Re: Appendix H: Internationalization from Gerard de Melo on 2012-05-15 (public-swbp-wg@w3.org from May 2012)

From: Gerard de Melo <demelo@icsi.berkeley.edu>
Date: Mon, 14 May 2012 19:40:32 -0700
To: Chris Welty <cawelty@gmail.com>
CC: Alexandre Rademaker <arademaker@gmail.com>, public-swbp-wg@w3.org, Valeria de Paiva <valeria.depaiva@gmail.com>
Message-ID: <4FB1C220.20500@icsi.berkeley.edu>
Dear Chris,

Thanks for bringing up these interesting examples. I am one of the people
working with Alexandre.

I think the cases you describe actually point to the more general problems
we face whenever we attempt to discretize meaning into nicely manageable
and identifiable entries. These same issues appear in the form of 
lumping vs.
splitting decisions when compiling monolingual dictionaries or when
defining resources on the Semantic Web (is my definition of Italy really the
same as the one used in your dataset?).

There is no simple answer to these problems. Some differences will be
considered irrelevant, and others will be considered important.
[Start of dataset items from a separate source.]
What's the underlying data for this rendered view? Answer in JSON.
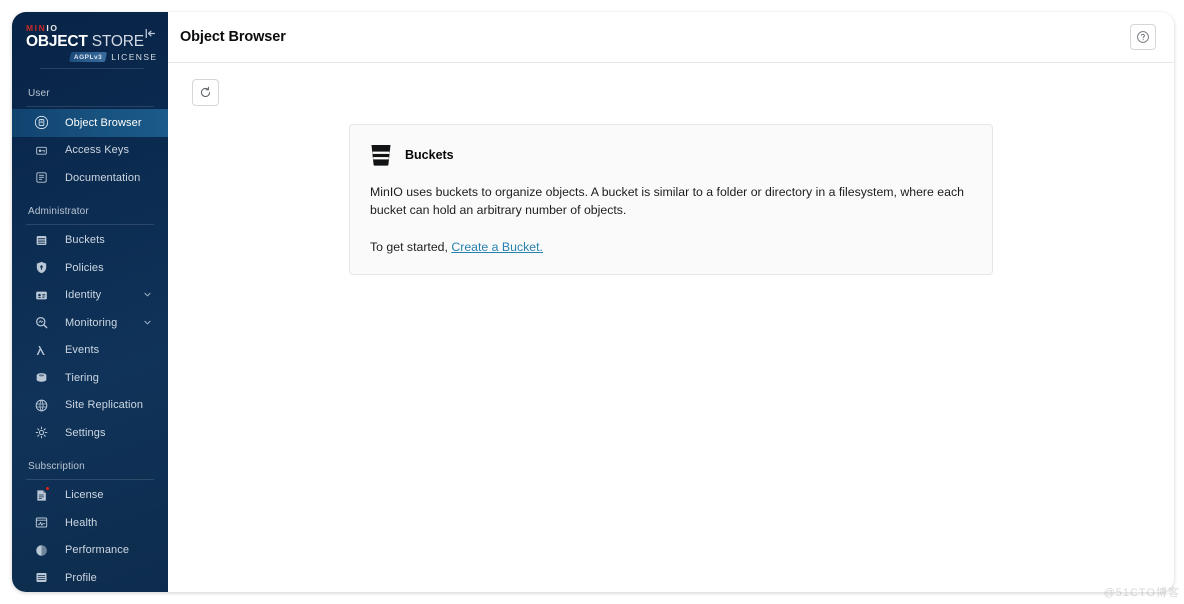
{
  "brand": {
    "minio": "MIN",
    "minio_io": "IO",
    "object": "OBJECT ",
    "store": "STORE",
    "agpl": "AGPLv3",
    "license": "LICENSE",
    "collapse_icon": "collapse-left-icon"
  },
  "sidebar": {
    "sections": [
      {
        "label": "User",
        "items": [
          {
            "label": "Object Browser",
            "icon": "object-browser-icon",
            "active": true
          },
          {
            "label": "Access Keys",
            "icon": "access-keys-icon",
            "active": false
          },
          {
            "label": "Documentation",
            "icon": "documentation-icon",
            "active": false
          }
        ]
      },
      {
        "label": "Administrator",
        "items": [
          {
            "label": "Buckets",
            "icon": "buckets-icon",
            "active": false
          },
          {
            "label": "Policies",
            "icon": "policies-shield-icon",
            "active": false
          },
          {
            "label": "Identity",
            "icon": "identity-icon",
            "active": false,
            "chevron": true
          },
          {
            "label": "Monitoring",
            "icon": "monitoring-magnifier-icon",
            "active": false,
            "chevron": true
          },
          {
            "label": "Events",
            "icon": "events-lambda-icon",
            "active": false
          },
          {
            "label": "Tiering",
            "icon": "tiering-icon",
            "active": false
          },
          {
            "label": "Site Replication",
            "icon": "site-replication-icon",
            "active": false
          },
          {
            "label": "Settings",
            "icon": "settings-gear-icon",
            "active": false
          }
        ]
      },
      {
        "label": "Subscription",
        "items": [
          {
            "label": "License",
            "icon": "license-icon",
            "active": false,
            "badge": true
          },
          {
            "label": "Health",
            "icon": "health-icon",
            "active": false
          },
          {
            "label": "Performance",
            "icon": "performance-icon",
            "active": false
          },
          {
            "label": "Profile",
            "icon": "profile-icon",
            "active": false
          }
        ]
      }
    ]
  },
  "header": {
    "title": "Object Browser",
    "help_icon": "help-circle-icon"
  },
  "toolbar": {
    "refresh_icon": "refresh-icon"
  },
  "main": {
    "card": {
      "icon": "bucket-icon",
      "title": "Buckets",
      "description": "MinIO uses buckets to organize objects. A bucket is similar to a folder or directory in a filesystem, where each bucket can hold an arbitrary number of objects.",
      "cta_prefix": "To get started, ",
      "cta_link": "Create a Bucket."
    }
  },
  "watermark": "@51CTO博客",
  "colors": {
    "sidebar_top": "#082447",
    "sidebar_bottom": "#0d2c4d",
    "active_item": "#18527f",
    "link": "#2781b0",
    "badge_red": "#e02020",
    "card_bg": "#fafafa",
    "card_border": "#e4e6e8"
  }
}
Maroon,
magenta, fuchsia, and so on indeed all have separate WordNet entries, and
WordNet does distinguish several different senses of "know". For
cross-linguistic work, indeed new resources should be defined when
differences are deemed important.

I agree that RDF often pushes us towards binary yes/no choices.
Weights or probabilities might serve as a (very crude) approximation of
the gradability involved in such decisions.

Best regards,
Gerard

>
> Alexandre,
>
> One criticism of Wordnet synsets is that there is a binary 
> classification that must happen, each word must either be a member of 
> a synset or not.  In reality, there is really a sort of degree to 
> which a word may belong to a synset, and this may be useful to capture 
> especially when translating.
>
> One example is "to know" in English and "savoir" vs. "connaitre" in 
> french.  In basic French, we learn that Savoir is to know something, 
> and connaitre is to know a person.  We were taught that what in 
> english seems to be a single sense in french is two senses.
>
> If English Wordnet had been constructed without knowledge of this 
> distinction, there would be only one sense of "to know", which would 
> then be translatable to two synsets in french, you would need to 
> understand in this mapping that it is incomplete.
>
> In gets more complicated when you realize that what we learned in 
> basic french is not completely true, while we use the word "know" in 
> English for knowing people, the best translation from french for 
> "connaitre" is "to be familiar with".  Indeed, French uses the word 
> that way - you can reconnais a place, a store, etc., it turns out to 
> be something of a historical artifact that (american) English uses "to 
> know" in this case more commonly.  But "familiar" do not belong to 
> this (English) synset as strongly as "know" - it belongs, and would be 
> understood, but based on the frequency of usage it would sound a 
> little archaic and formal to use "familiar" instead of "know" for a 
> person.
>
> So, the point is, how can you capture this fact that subtleties of 
> language can create partial mappings between them.
>
> This is often easier to explain when you use something that has a 
> scientific understanding as a range of values, like colors.  Take the 
> english word "maroon", which is a color that lies somewhere on the 
> spectrum between red and purple.  Would you lump this into the synset 
> for red, or for purple?   Where do you draw the line in that synset, 
> at a particular point in the spectrum?  What if you found that 
> different languages and cultures draw their boundaries differently, 
> like maybe Italians "see" red as a darker color that Germans, and the 
> mapping of "maroon" into these languages is partial.
>
> Does that make 'sense' ;) ?
>
> -Chris
>
> On 5/10/2012 4:57 PM, Alexandre Rademaker wrote:
>> I am about to finish the translation of our OpenWordNet-PT to RDF
>> integrating it with the original Princeton WordNet 3.0.
>>
>> In appendix H of http://www.w3.org/TR/wordnet-rdf/:
>>
>> "... Integration of WordNets implies creating mappings between
>> entities in the WordNets to indicate lexico-semantic relationships
>> between them, e.g. a property that signifies that the meanings of two
>> Synsets overlap. The entities that represent language concepts that
>> should be able to map are instances of the classes: Synset, WordSense
>> and Word..."
>>
>> I can easily see the utility of an relation between Synsets and
>> WordSenses like "hasTranslation". But I can't see any use of relate
>> the words... Any idea?
>>
>> Best,
>>
>> Alexandre Rademaker
>> http://arademaker.github.com/
>>
>>
>>


-- 
Gerard de Melo [demelo@icsi.berkeley.edu]
http://www.icsi.berkeley.edu/~demelo/
Received on Tuesday, 15 May 2012 02:42:19 UTC